Contrastingly, those in the THC dominant condition were more likely to report undesired effects such as anxiety and paranoia compared to individuals in either the CBD dominant or THC+CBD, with little time-related change in these undesired effects reported by any group. Participants across groups averaged the same consumption quantity, suggesting that they did not adjust their use to increase THC consumption.

Based on these findings, Gibson et al. conclude that CBD may play a role in reducing potential harms of THC exposure without diminishing desired effects, such as euphoria, perceived high or self-reported enjoyment of the drug. They propose two potential pathways by which CBD has such an effect. The first is that CBD may enhance THC-related happiness, allowing consumers to attain the same desired state of consciousness with less THC, thereby reducing risk for paranoia or anxiety. The other potential way the researchers suggest CBD could mitigate harm is by directly reducing THC-related anxiety.

Methodologically, this study makes an important contribution to the literature, as it applies approaches usually reserved for the laboratory such as chemovar randomization and biometric measures to products that are available to consumers. Unfortunately, as the authors note, some limitations do remain. In particular, although the researchers were blinded to each participant’s condition, the participants themselves, by virtue of purchasing their own cannabis flower, were aware of the chemical makeup. This knowledge could have affected their self-reports of subjective effects, especially since the group consisted of experienced users.

A second weakness is that the researchers did not directly observe the consumption to confirm the quantity of flower consumed or whether it was consumed in a way that might indicate an effort to alter subjective effects (such as taking smaller or bigger hits or inhaling more deeply).

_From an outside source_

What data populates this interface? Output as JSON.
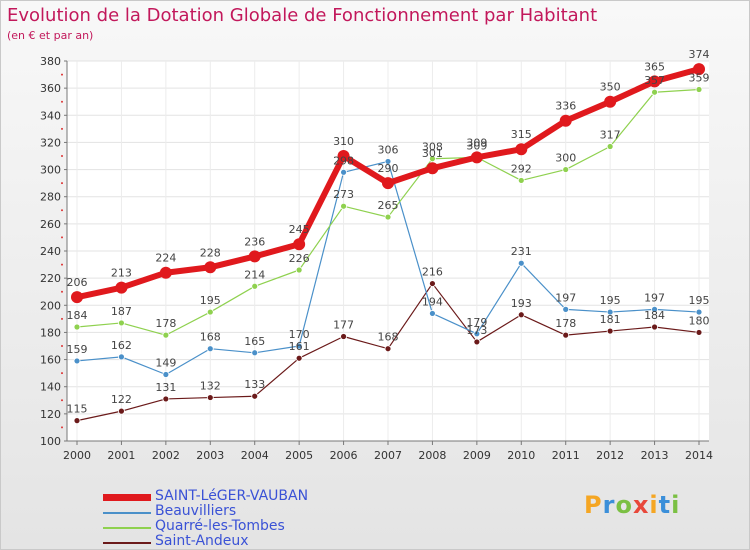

Finally, because self-report data were solely gathered via standardized and closed-ended surveys, the researchers may have missed opportunities to fill in these gaps in knowledge by discussing use behaviors with participants.

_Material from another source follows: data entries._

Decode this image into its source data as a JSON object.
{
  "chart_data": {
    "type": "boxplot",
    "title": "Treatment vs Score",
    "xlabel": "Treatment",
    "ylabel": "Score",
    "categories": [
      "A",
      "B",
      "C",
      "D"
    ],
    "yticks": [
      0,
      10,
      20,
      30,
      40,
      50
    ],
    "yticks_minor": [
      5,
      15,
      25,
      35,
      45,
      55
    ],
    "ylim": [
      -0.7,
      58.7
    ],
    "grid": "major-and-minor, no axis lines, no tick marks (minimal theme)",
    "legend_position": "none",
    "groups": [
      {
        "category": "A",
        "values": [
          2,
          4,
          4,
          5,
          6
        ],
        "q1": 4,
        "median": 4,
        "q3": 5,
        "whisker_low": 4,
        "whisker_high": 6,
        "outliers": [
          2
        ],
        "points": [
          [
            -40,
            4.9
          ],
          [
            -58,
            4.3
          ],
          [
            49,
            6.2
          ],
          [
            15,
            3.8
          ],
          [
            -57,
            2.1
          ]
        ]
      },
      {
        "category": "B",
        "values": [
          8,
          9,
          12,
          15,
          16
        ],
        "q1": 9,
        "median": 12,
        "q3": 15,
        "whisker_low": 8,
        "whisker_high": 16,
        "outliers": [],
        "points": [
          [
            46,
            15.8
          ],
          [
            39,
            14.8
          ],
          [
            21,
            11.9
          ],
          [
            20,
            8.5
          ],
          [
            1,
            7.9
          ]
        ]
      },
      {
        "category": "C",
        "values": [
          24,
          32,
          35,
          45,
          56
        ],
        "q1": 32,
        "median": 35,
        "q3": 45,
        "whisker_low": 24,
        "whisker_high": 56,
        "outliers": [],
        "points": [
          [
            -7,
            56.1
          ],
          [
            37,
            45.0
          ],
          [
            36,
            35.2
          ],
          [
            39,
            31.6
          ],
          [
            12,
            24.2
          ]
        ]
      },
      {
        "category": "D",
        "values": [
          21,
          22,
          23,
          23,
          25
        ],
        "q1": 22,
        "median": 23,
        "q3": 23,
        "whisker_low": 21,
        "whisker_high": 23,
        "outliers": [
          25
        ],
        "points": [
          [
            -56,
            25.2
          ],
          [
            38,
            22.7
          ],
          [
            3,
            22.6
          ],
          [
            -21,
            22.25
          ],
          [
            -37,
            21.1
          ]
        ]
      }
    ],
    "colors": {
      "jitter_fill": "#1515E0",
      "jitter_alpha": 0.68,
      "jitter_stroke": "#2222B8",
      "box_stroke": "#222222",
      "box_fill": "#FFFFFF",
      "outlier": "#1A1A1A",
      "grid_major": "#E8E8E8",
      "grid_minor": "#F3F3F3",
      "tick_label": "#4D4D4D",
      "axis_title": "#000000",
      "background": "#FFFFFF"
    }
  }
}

Despite these limitations the findings have potential implications for both medicinal and recreational cannabis use. If CBD does in fact mitigate the harms associated with THC without undermining the desired effects, it may be warranted to advise individuals who enjoy the “high” or who derive THC-specific therapeutic benefits but are sensitive to paranoia and anxiety to seek out flower and other cannabis products with balanced chemical profiles. Yet, more research is necessary to make any clear recommendations.